Sumber: Reuters | Editor: Herlina Kartika Dewi
KONTAN.CO.ID - HONG KONG. CEO Cathay Pacific Airways Ronald Lam mengatakan bahwa keputusan pemegang saham utama Air China untuk menjual 1,61% saham di maskapai penerbangan unggulan Hong Kong adalah langkah taktis.
Lam berbicara dalam sebuah acara untuk menandai ulang tahun ke-80 Cathay Pacific beberapa jam setelah Air China mengatakan akan menjual 108,1 juta saham di maskapai Hong Kong tersebut senilai HK $ 1,32 miliar (US$ 169,57 juta).
"Saya mengerti ini hanya taktis. Air China akan tetap menjadi pemegang saham strategis jangka panjang kami.

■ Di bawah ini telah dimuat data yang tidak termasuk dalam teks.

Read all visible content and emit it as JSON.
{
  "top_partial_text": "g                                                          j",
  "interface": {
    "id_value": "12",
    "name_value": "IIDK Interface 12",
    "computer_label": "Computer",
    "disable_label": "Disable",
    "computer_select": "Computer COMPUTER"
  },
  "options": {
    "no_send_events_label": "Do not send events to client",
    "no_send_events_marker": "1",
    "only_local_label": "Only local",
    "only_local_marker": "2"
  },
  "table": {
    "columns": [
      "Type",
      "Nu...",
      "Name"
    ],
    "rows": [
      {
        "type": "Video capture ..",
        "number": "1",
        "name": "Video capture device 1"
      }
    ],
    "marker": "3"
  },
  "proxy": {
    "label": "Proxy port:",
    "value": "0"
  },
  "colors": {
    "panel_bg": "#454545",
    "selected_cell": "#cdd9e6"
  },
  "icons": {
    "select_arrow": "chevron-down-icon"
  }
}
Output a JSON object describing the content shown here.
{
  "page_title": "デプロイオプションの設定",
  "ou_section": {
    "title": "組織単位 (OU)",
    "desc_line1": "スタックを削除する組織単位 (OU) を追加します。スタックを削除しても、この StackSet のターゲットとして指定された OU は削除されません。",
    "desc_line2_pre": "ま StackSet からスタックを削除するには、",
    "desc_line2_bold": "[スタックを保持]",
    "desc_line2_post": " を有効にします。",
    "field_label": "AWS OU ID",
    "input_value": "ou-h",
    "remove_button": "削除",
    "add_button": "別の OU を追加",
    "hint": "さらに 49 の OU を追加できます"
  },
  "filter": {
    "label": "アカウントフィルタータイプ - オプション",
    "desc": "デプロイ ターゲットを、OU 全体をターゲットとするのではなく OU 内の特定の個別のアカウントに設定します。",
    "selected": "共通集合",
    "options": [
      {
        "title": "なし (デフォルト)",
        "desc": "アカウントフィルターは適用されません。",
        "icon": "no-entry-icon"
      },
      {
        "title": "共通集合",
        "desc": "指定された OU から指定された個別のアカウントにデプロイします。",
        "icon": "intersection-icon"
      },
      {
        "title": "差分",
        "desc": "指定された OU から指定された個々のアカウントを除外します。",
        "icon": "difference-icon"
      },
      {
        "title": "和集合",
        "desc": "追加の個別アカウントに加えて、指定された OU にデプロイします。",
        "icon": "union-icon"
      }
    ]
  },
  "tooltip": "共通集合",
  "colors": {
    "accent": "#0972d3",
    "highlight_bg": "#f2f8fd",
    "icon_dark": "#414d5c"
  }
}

Saya pikir itu sudah pasti," kata Lam kepada wartawan.
Baca Juga: Saham Chubu Electric Turun 7,3% Akibat Isu Standar Gempa pada Pembangkit Nuklir
Setelah menyelesaikan penjualan, Air China akan memegang sekitar 27,11% saham di Cathay Pacific, meskipun itu akan meningkat menjadi 29,98% setelah maskapai Hong Kong tersebut menyelesaikan rencana pembelian kembali saham yang dimiliki oleh Qatar Airways.
Swire Pacific akan tetap menjadi pemegang saham terbesar dengan kepemilikan 47,65% setelah buyback tersebut.
Air China menyatakan dalam sebuah pernyataan bahwa kepemilikan sahamnya di Cathay akan dipertahankan pada tingkat yang sesuai dan tetap optimis tentang prospek maskapai Hong Kong tersebut.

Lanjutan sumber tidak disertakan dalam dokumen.